Friday - April 28 2023, 17:41 UTC - 1 year ago

Building proteins with AI has two main strategies - the IKEA approach and starting with a vision and design tailored to individual needs. The University of Washington used a top-down approach grounded in AI reinforced learning to design structures, such as a 20-sided shell that can be used in medicine and gene therapies, that outperform the latest vaccine candidates in clinical trials.

Building proteins with AI is like furnishing a house.

There are two main strategies. One is the IKEA approach: you buy pre-made pieces that easily snap together, but can only hope the furniture somewhat fits your space. While relatively simple, you have no control over the dimensions or functions of the final product.

The other way starts with a vision and design perfectly tailored to your needs. But the hard part is finding—or building—individual pieces for the custom design.

The same two methods apply to engineering protein complexes using AI. Similar to a cabinet, protein complexes are made of multiple sub-units that intricately bind together. These mega structures—with shapes ranging from a twenty-sided die to tunnels that open and close—form the foundation of our metabolism, immune defenses, and brain functions.

Previous attempts at shaping protein architectures mostly used the IKEA approach. It’s revolutionary: AI-based designs have already generated COVID vaccines at lightning speed. While powerful, the approach is limited by available protein "building blocks".

This month, a team led by Dr. David Baker from the University of Washington took protein design to a new custom level. Starting with specific dimensions, shapes, and other properties, the team tapped into a machine learning algorithm to build protein complexes tailored to specific biological responses.

In other words, rather than the usual bottom-up method, they went top-down.

One design, for example, is a 20-sided shell that mimics the outer protective layer of viruses. When dotted with immune-stimulating proteins from the flu virus, the AI-designed protein shell sparked an immune response in mice that outperformed the latest vaccine candidates in clinical trials.

The AI isn’t just for vaccines. The same strategy could build more compact and efficient carriers for gene therapies or carry antibodies and other drugs that need extra protection from being immediately broken down in the body.

But more broadly, the study shows that it’s possible to design massively complex protein architectures starting from an overall vision, rather than working with the biological equivalent of two-by-four boards.

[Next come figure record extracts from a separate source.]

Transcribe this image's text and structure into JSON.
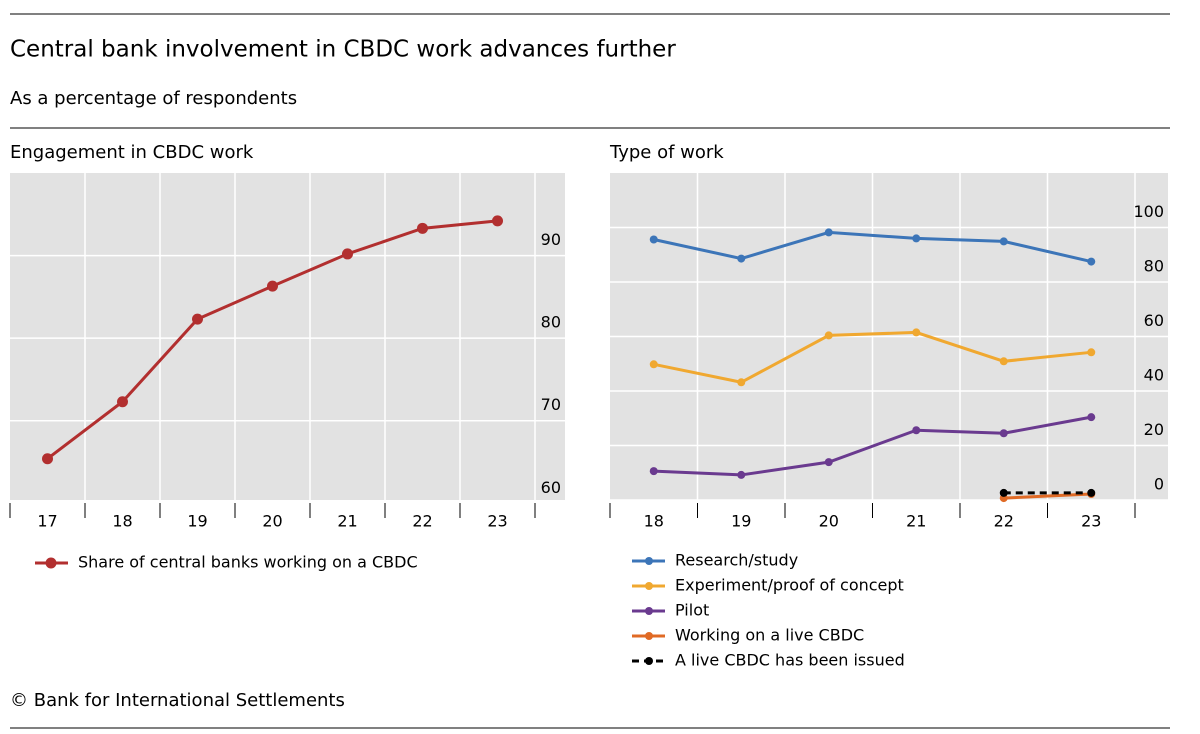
{
  "title": "Central bank involvement in CBDC work advances further",
  "subtitle": "As a percentage of respondents",
  "source": "© Bank for International Settlements",
  "chart_data": [
    {
      "type": "line",
      "title": "Engagement in CBDC work",
      "categories": [
        "17",
        "18",
        "19",
        "20",
        "21",
        "22",
        "23"
      ],
      "series": [
        {
          "name": "Share of central banks working on a CBDC",
          "color": "#b22f2f",
          "values": [
            65.4,
            72.3,
            82.3,
            86.3,
            90.2,
            93.3,
            94.2
          ]
        }
      ],
      "ylim": [
        60.4,
        100
      ],
      "yticks": [
        60,
        70,
        80,
        90
      ],
      "grid": true
    },
    {
      "type": "line",
      "title": "Type of work",
      "categories": [
        "18",
        "19",
        "20",
        "21",
        "22",
        "23"
      ],
      "series": [
        {
          "name": "Research/study",
          "color": "#3c75b8",
          "values": [
            95.6,
            88.6,
            98.2,
            96.0,
            94.9,
            87.5
          ]
        },
        {
          "name": "Experiment/proof of concept",
          "color": "#f0a830",
          "values": [
            49.8,
            43.2,
            60.4,
            61.5,
            50.9,
            54.2
          ]
        },
        {
          "name": "Pilot",
          "color": "#6a3a8f",
          "values": [
            10.6,
            9.2,
            13.9,
            25.6,
            24.5,
            30.4
          ]
        },
        {
          "name": "Working on a live CBDC",
          "color": "#e06a25",
          "values": [
            null,
            null,
            null,
            null,
            0.7,
            2.2
          ]
        },
        {
          "name": "A live CBDC has been issued",
          "color": "#000000",
          "dashed": true,
          "values": [
            null,
            null,
            null,
            null,
            2.6,
            2.6
          ]
        }
      ],
      "ylim": [
        0,
        120
      ],
      "yticks": [
        0,
        20,
        40,
        60,
        80,
        100
      ],
      "grid": true
    }
  ]
}
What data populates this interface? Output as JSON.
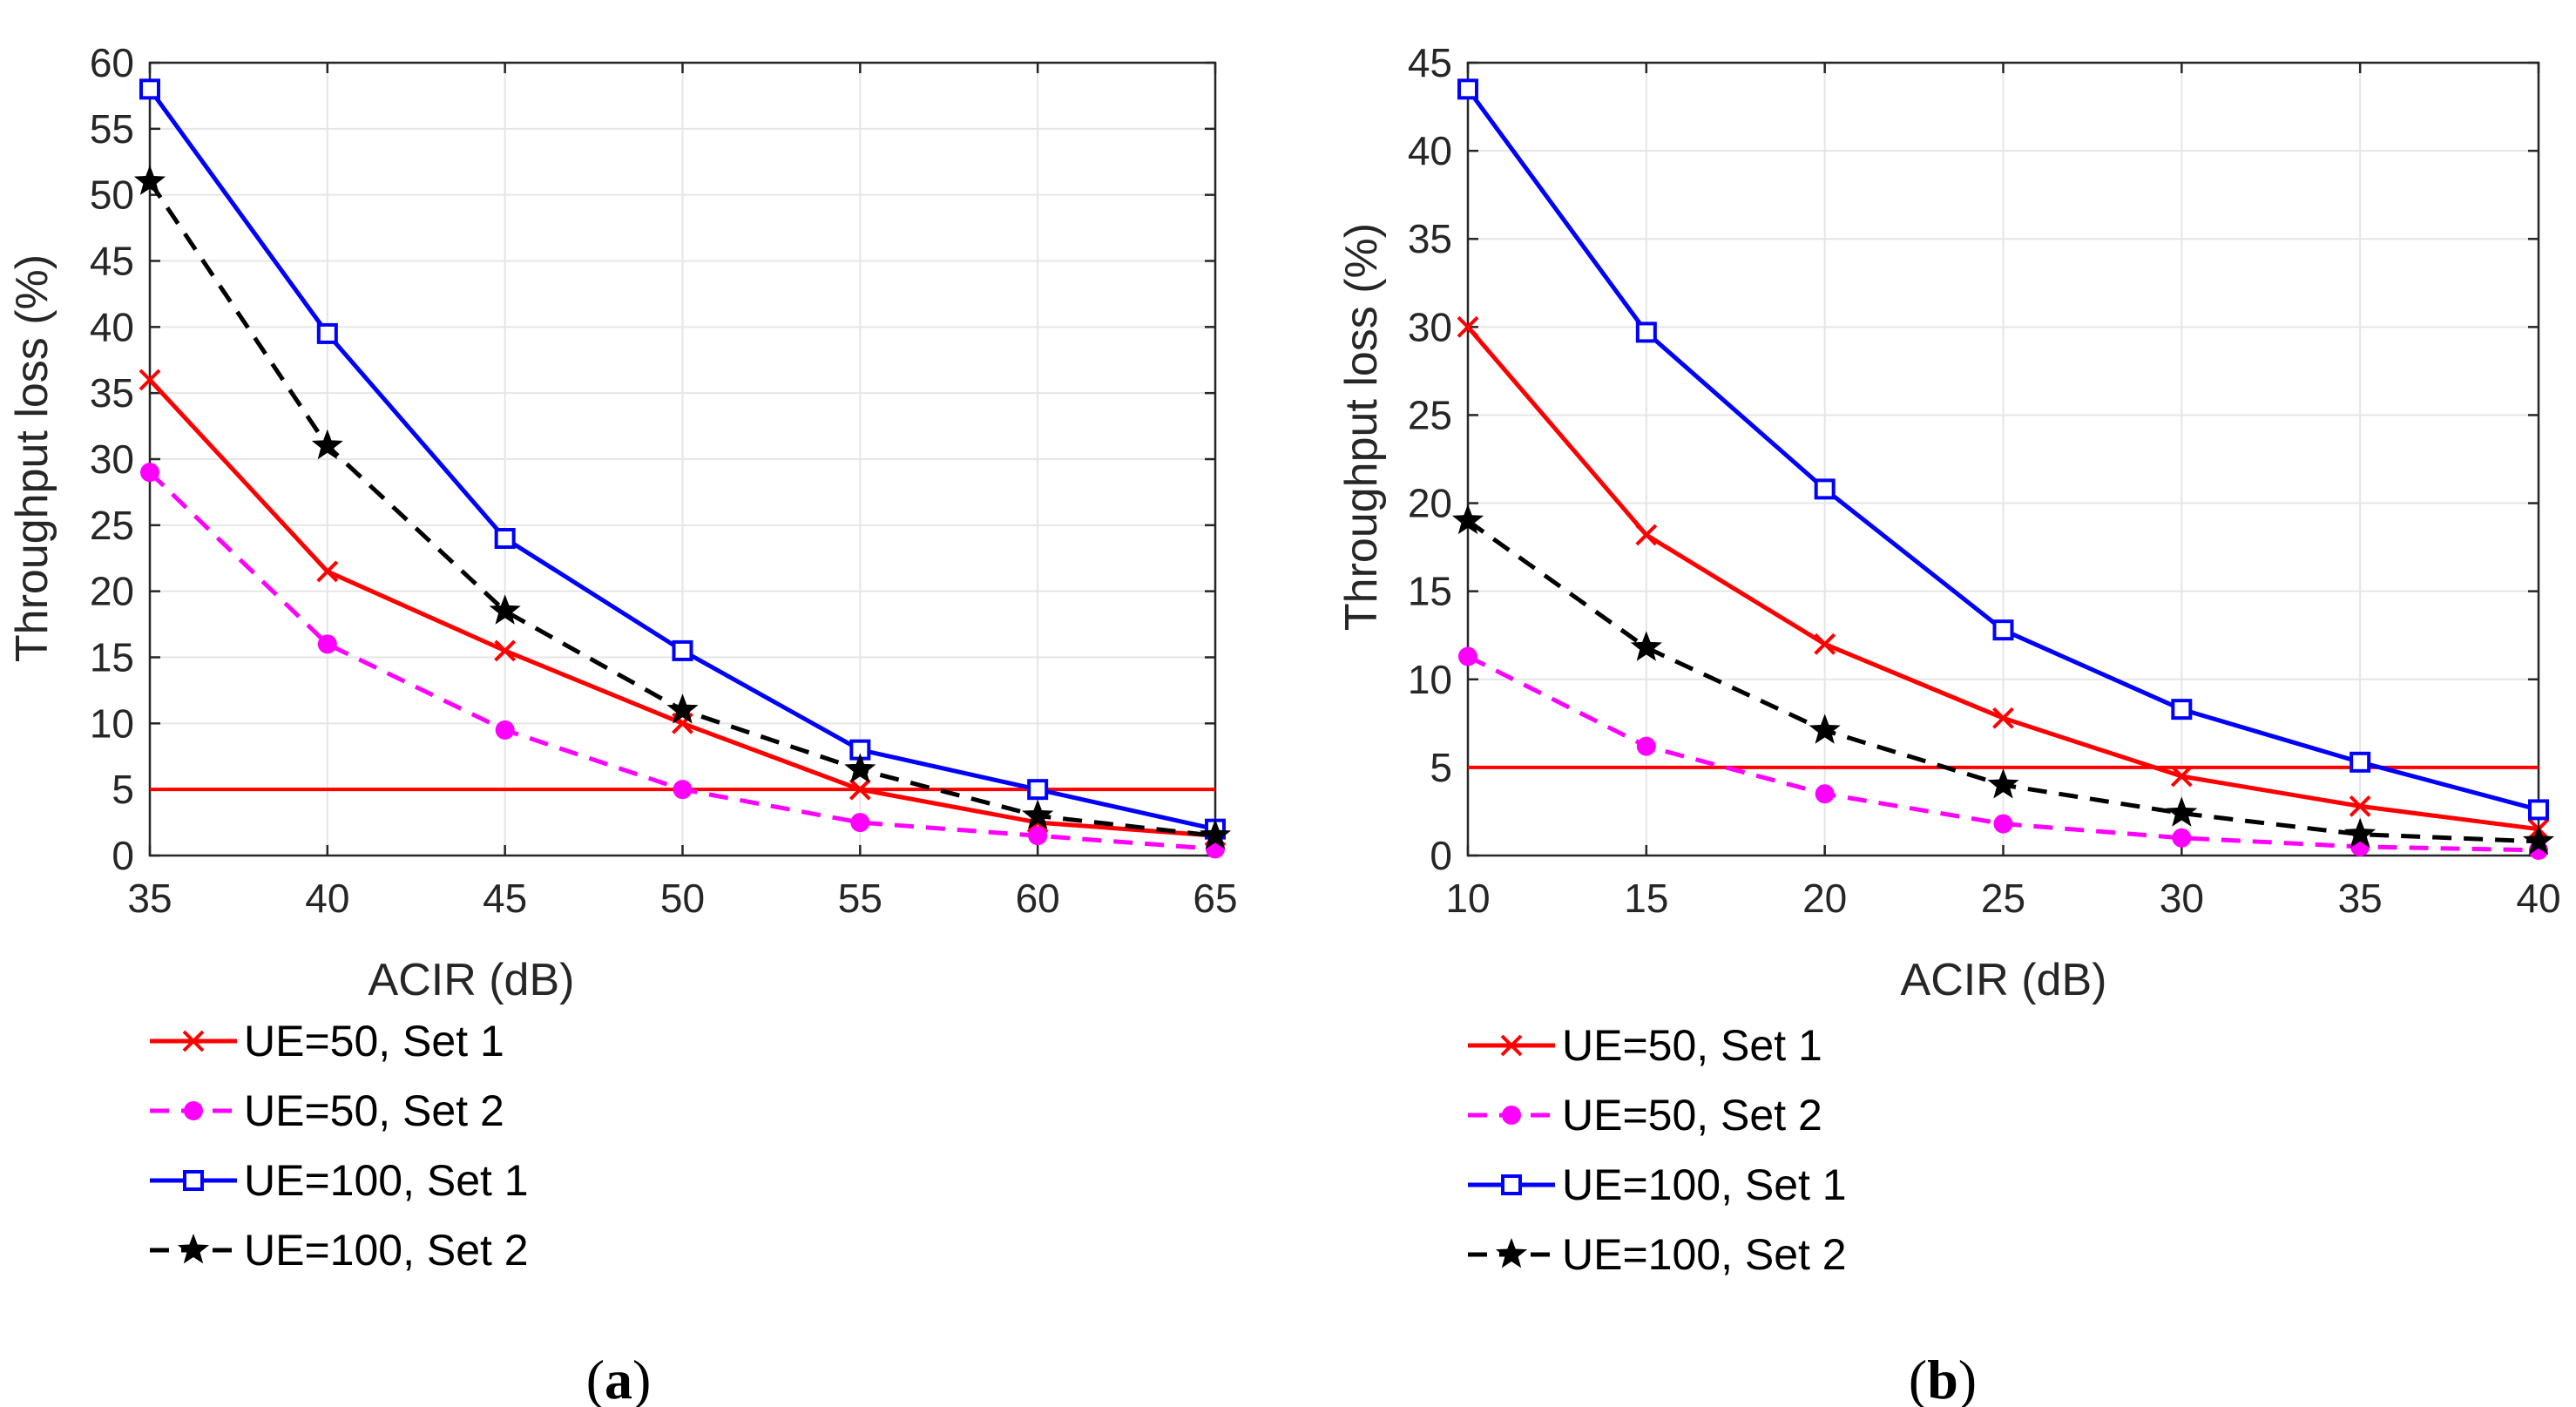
{
  "colors": {
    "red": "#ff0000",
    "magenta": "#ff00ff",
    "blue": "#0000ff",
    "black": "#000000",
    "grid": "#e6e6e6",
    "axis": "#262626"
  },
  "chart_data": [
    {
      "panel": "a",
      "caption": {
        "open": "(",
        "letter": "a",
        "close": ")"
      },
      "type": "line",
      "title": "",
      "xlabel": "ACIR (dB)",
      "ylabel": "Throughput loss (%)",
      "xlim": [
        35,
        65
      ],
      "ylim": [
        0,
        60
      ],
      "xticks": [
        35,
        40,
        45,
        50,
        55,
        60,
        65
      ],
      "yticks": [
        0,
        5,
        10,
        15,
        20,
        25,
        30,
        35,
        40,
        45,
        50,
        55,
        60
      ],
      "grid": true,
      "x": [
        35,
        40,
        45,
        50,
        55,
        60,
        65
      ],
      "threshold": 5,
      "series": [
        {
          "name": "UE=50, Set 1",
          "color": "red",
          "line": "solid",
          "marker": "x",
          "values": [
            36,
            21.5,
            15.5,
            10,
            5,
            2.5,
            1.5
          ]
        },
        {
          "name": "UE=50, Set 2",
          "color": "magenta",
          "line": "dashed",
          "marker": "dot",
          "values": [
            29,
            16,
            9.5,
            5,
            2.5,
            1.5,
            0.5
          ]
        },
        {
          "name": "UE=100, Set 1",
          "color": "blue",
          "line": "solid",
          "marker": "square",
          "values": [
            58,
            39.5,
            24,
            15.5,
            8,
            5,
            2
          ]
        },
        {
          "name": "UE=100, Set 2",
          "color": "black",
          "line": "dashed",
          "marker": "star",
          "values": [
            51,
            31,
            18.5,
            11,
            6.5,
            3,
            1.5
          ]
        }
      ]
    },
    {
      "panel": "b",
      "caption": {
        "open": "(",
        "letter": "b",
        "close": ")"
      },
      "type": "line",
      "title": "",
      "xlabel": "ACIR (dB)",
      "ylabel": "Throughput loss (%)",
      "xlim": [
        10,
        40
      ],
      "ylim": [
        0,
        45
      ],
      "xticks": [
        10,
        15,
        20,
        25,
        30,
        35,
        40
      ],
      "yticks": [
        0,
        5,
        10,
        15,
        20,
        25,
        30,
        35,
        40,
        45
      ],
      "grid": true,
      "x": [
        10,
        15,
        20,
        25,
        30,
        35,
        40
      ],
      "threshold": 5,
      "series": [
        {
          "name": "UE=50, Set 1",
          "color": "red",
          "line": "solid",
          "marker": "x",
          "values": [
            30,
            18.2,
            12,
            7.8,
            4.5,
            2.8,
            1.5
          ]
        },
        {
          "name": "UE=50, Set 2",
          "color": "magenta",
          "line": "dashed",
          "marker": "dot",
          "values": [
            11.3,
            6.2,
            3.5,
            1.8,
            1,
            0.5,
            0.3
          ]
        },
        {
          "name": "UE=100, Set 1",
          "color": "blue",
          "line": "solid",
          "marker": "square",
          "values": [
            43.5,
            29.7,
            20.8,
            12.8,
            8.3,
            5.3,
            2.6
          ]
        },
        {
          "name": "UE=100, Set 2",
          "color": "black",
          "line": "dashed",
          "marker": "star",
          "values": [
            19,
            11.8,
            7.1,
            4,
            2.4,
            1.2,
            0.8
          ]
        }
      ]
    }
  ]
}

"It’s astounding that the team could do this," said Dr. Martin Noble at Newcastle University, who was not involved in the work. "It takes evolution billions of years to design single proteins that fold just right, but this is another level of complexity, to fold proteins to fit so well together and make closed structures." .

--- Evolution at Warp Speed --- .

At the heart of the new work is reinforcement learning. You’ve probably heard of it. Loosely based on how the brain learns through trial and error, reinforcement learning powers multiple AI agents that have taken the world by storm. Perhaps the best known is AlphaGo, the DeepMind brainchild that triumphed over the human world champion in the board game Go. More recently, reinforcement learning has been speeding progress in self-driving cars and even developing better algorithms by streamlining fundamental computations.

In the new study, the team tapped into a type of reinforcement learning algorithm called the Monte Carlo tree search (MCTS). While sounding like a casino move, it’s a popular reinforcement learning strategy that searches for optimized decisons in any given problem.